September is fewer than three weeks away. Feeling nervous? Maybe you should be. For investors, the period between Labor Day and Halloween is proving an annual fright show. And no one knows why.
It was, of course, in September last year that Lehman collapsed and everything fell apart. But then it was also September-October 2002 that the last bear market plunged to its lows.
The 1998 financial crisis? It began late August, and rolled on for two months.
The famous crash of 1987 came in October. But most people have forgotten that the market actually started sliding downhill in late August.
That's almost exactly what happened in 1929 too. The big crash came in October, but the market peaked just after Labor Day. Prices began falling through September, then tumbled further still.
The worst month of the Depression? September, 1931, when the Dow fell about 30 percent.
It was also in September, 2000, that the bear market really got going.

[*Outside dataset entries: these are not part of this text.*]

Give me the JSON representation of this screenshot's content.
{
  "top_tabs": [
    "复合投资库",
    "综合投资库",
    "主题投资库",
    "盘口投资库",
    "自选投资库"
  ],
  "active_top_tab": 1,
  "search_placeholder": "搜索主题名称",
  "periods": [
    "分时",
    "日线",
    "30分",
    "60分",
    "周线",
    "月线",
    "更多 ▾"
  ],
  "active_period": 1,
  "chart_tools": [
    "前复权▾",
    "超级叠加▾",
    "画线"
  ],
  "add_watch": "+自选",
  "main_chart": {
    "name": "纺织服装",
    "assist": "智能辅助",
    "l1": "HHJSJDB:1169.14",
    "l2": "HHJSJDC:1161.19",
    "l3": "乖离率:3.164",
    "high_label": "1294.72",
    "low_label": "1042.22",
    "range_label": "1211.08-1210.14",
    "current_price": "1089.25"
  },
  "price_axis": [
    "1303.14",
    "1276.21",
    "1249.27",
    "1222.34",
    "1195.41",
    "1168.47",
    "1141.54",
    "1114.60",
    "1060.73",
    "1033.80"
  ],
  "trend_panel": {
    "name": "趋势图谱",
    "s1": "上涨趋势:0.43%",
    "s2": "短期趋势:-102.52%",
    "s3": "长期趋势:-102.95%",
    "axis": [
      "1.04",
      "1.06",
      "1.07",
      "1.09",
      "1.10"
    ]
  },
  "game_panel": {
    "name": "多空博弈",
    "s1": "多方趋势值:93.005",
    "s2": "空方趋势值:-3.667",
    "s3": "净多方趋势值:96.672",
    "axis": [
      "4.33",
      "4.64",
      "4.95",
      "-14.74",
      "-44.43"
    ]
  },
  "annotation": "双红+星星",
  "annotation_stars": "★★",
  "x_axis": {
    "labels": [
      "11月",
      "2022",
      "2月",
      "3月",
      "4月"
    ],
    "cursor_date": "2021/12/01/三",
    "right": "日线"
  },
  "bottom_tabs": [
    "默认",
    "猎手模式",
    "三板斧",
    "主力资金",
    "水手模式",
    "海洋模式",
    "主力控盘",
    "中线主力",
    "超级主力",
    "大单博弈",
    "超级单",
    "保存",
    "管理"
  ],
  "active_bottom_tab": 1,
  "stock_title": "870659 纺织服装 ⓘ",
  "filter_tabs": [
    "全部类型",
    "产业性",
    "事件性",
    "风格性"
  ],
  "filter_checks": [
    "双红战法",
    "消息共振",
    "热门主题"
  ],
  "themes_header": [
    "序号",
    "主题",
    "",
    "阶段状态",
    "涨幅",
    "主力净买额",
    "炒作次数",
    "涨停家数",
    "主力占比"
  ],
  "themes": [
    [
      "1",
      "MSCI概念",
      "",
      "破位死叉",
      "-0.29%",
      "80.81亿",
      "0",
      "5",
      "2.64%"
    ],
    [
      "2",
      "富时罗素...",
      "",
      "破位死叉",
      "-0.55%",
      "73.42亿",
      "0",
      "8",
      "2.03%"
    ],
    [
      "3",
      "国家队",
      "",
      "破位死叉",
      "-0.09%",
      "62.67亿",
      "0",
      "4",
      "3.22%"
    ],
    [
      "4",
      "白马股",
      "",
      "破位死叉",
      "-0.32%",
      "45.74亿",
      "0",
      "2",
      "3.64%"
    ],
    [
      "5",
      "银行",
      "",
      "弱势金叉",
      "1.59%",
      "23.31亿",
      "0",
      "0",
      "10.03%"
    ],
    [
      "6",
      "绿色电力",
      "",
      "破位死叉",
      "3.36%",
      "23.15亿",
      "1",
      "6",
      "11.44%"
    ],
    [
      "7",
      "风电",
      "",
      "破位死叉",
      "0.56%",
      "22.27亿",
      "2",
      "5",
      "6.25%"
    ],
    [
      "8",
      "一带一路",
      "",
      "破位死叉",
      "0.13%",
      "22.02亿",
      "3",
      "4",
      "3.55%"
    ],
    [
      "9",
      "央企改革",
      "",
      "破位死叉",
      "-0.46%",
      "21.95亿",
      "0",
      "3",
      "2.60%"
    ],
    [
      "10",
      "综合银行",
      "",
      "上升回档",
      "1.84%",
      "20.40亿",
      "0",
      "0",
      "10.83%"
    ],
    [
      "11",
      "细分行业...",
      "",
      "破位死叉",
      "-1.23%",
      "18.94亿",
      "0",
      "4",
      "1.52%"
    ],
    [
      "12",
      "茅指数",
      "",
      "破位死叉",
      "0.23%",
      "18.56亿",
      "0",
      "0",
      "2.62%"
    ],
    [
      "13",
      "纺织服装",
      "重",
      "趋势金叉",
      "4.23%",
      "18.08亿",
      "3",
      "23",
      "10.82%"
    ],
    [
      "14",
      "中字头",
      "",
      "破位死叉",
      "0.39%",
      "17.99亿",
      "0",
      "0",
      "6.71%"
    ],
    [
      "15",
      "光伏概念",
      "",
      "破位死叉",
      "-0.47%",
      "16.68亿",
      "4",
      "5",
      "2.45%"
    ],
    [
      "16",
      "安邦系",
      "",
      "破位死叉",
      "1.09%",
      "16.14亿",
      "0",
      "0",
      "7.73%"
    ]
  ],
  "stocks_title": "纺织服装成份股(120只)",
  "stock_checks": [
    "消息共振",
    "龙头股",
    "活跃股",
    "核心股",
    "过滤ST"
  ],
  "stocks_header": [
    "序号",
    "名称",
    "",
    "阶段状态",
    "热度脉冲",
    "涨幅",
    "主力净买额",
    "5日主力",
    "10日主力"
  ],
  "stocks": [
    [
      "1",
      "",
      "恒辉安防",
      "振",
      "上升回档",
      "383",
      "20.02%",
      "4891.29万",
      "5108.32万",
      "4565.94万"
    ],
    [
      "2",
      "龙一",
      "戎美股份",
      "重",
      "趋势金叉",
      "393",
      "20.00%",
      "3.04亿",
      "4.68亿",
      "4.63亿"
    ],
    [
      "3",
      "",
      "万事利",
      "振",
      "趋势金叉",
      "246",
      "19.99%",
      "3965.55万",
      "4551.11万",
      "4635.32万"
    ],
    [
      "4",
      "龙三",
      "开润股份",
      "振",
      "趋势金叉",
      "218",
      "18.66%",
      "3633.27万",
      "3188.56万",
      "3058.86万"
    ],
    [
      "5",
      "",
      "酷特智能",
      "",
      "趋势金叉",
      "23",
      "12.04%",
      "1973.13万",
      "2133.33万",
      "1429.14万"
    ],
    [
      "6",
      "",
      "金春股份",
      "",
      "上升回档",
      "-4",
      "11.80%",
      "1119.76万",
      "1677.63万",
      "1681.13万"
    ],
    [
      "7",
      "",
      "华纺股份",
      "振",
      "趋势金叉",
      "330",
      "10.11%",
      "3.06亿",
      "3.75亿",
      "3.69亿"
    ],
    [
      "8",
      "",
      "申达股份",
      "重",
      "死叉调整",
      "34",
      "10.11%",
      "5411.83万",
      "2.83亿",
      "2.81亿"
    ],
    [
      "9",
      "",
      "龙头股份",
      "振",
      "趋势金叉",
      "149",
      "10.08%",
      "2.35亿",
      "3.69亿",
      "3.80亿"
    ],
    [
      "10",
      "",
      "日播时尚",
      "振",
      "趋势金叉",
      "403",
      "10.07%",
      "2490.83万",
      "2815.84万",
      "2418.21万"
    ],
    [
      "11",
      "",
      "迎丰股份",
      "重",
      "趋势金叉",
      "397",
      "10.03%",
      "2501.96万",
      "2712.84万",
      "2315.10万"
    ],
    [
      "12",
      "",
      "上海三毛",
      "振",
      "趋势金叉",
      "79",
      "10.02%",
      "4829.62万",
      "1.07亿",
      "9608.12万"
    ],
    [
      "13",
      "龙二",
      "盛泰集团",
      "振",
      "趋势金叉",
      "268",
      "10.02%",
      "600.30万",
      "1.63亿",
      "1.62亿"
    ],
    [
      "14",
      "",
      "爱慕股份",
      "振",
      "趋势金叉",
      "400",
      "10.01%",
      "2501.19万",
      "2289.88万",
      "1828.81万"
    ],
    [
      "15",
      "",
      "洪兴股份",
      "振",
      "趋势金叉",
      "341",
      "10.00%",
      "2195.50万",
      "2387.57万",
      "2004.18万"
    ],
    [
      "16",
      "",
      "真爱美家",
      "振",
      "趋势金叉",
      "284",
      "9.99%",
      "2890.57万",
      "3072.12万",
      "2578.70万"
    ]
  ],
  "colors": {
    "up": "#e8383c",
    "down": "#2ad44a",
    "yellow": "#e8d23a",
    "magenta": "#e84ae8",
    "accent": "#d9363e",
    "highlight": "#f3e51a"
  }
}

The 9/11 crisis, of course, came in September. That was hardly caused by investors. But what is forgotten is that the stock market was already looking wobbly. In the two weeks before the terrorist attacks, the Standard & Poor's 500-stock index fell 7 percent.
The great panic of 1907? October. The great crash of 1873? September.
Yikes.
So is there really a September, or a Halloween, effect?
Since 1926, investors have lost nearly one percent on average during September, according to market data tracked by finance professor Kenneth French at Dartmouth's Tuck School of Business. It's the only month with a negative average return.. For each of the other 11 months, investors gained nearly one percent on average.
Other research takes the idea of an autumn dip even further. Georgia Tech doctoral student Hyung-Suk Choi studied the so-called "September effect" as part of his recent Ph.D. thesis. He looked at data for 18 developed stock markets around the world spanning up to 200 years, and found that in 15 of those markets, September brought red ink for investors.
Fund manager Sven Bouman and finance professor Ben Jacobsen concluded that investors in most world markets have historically fared poorly from May through October each year. They made their money between November and April.
Hence the old British investors' saying, "sell in May and go away, don't come back till St Leger Day." (But since St. Leger Day is in the middle of September, even that date may be premature.)
Some of the September or Halloween effect is caused by a few really bad years. But that's not the whole story. To reduce the influence of outliers I looked instead at the median result since 1926 instead of the statistical mean. The performance gap between September and the other months shrank from 2 percent to 1.4 percent. That's smaller, but it's still a difference. The median September saw losses of just 0.07 percent. But the median month for the rest of the year gained 1.37 percent.
As for the causes of a possible September effect, most are stumped.
"There haven't been any good academic stories to explain it," admits Michael Cooper, finance professor at the University of Utah's David Eccles School of Business. "One credible explanation is just luck."
It's been suggested that mutual funds drive down the market by selling their losing stocks before their October 31 year end. Or that third quarter profit warnings come in early September, raising fears about full-year results. Or that these autumn crashes used to be related to the harvest, as Midwestern banks withdrew capital from New York.
(Still another theory cites seasonal affective disorder. Investors simply get more risk-averse, and more prone to sell, as the days get shorter. That's the case argued by York University finance professor Mark Kamstra and others.
So what, if anything, should you do?
In practical terms, maybe not that much. For most people, even a performance difference of one or two percentage points isn't going to cover the transaction costs of selling before the end of August and re-entering the market a month later. And stock market patterns aren't ironclad. The market may even jump in September, as it did in 2006 and 2007.
Perhaps the best you can do is brace for turmoil.